Levine argues that Darwin was a man and scientist driven mainly by a love of the natural world and man himself, and that he adopts this love as a model for enchanted secularism. Taking the perspective of a literary critic, he analyses different "uses" to which Darwin's ideas have been put, as well as his writings and aspects of his life, leading us to discover a form of alternative enchantment in Darwin's work and life to that of religion, in which the world does not appear as mechanistic and brutal but rich in meaning and value.
Based on this unusual interpretation, Darwin Loves You strongly asserts the idea of a naturalistic ethics that can provide the basis to a new vision of the relationship between man and Nature.
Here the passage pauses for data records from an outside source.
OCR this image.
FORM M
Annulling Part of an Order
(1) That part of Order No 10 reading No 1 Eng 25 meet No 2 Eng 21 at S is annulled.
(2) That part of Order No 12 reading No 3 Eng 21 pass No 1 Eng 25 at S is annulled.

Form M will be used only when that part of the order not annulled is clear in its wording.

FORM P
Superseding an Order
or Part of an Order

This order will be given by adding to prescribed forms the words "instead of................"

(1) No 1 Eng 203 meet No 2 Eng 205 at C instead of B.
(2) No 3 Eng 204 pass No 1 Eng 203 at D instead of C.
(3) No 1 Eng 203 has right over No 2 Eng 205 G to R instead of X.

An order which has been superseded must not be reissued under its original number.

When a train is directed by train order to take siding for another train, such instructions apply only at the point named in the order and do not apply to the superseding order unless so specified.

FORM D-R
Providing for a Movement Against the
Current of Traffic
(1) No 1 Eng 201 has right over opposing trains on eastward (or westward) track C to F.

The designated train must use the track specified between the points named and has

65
Darwin loves you is part of the collection International Lectures on Nature and Human Ecology. A series of editions that offer the possibility of focusing, with the help of scientists, naturalists and philosophers, on the system of relationships that links man and nature. It is, in fact, increasingly obvious that evolution is not possible without nature, and it is exactly in the context of the new science, qualitative and probabilistic, that the undeniable value of natural as opposed to synthetic production and genetic modification is strengthened. The purpose of this collection is to give voice to the avant-garde lines of thought that deal with these subjects in an international perspective. It intends to help us understand a little more of the relationship between our species and the environment in which we live and therefore to help blaze the trail towards a future different from what we now glimpse in the horizon.
George Levine is Professor Emeritus of English at Rutgers University. He has written many books on literature and culture in the Victorian age, and on the relationship between literature and science, including Darwin and the Novelists: Patterns of Science in Victorian Fiction. He has also edited a recent edition of Darwin's Origin of the Species for Barnes and Noble.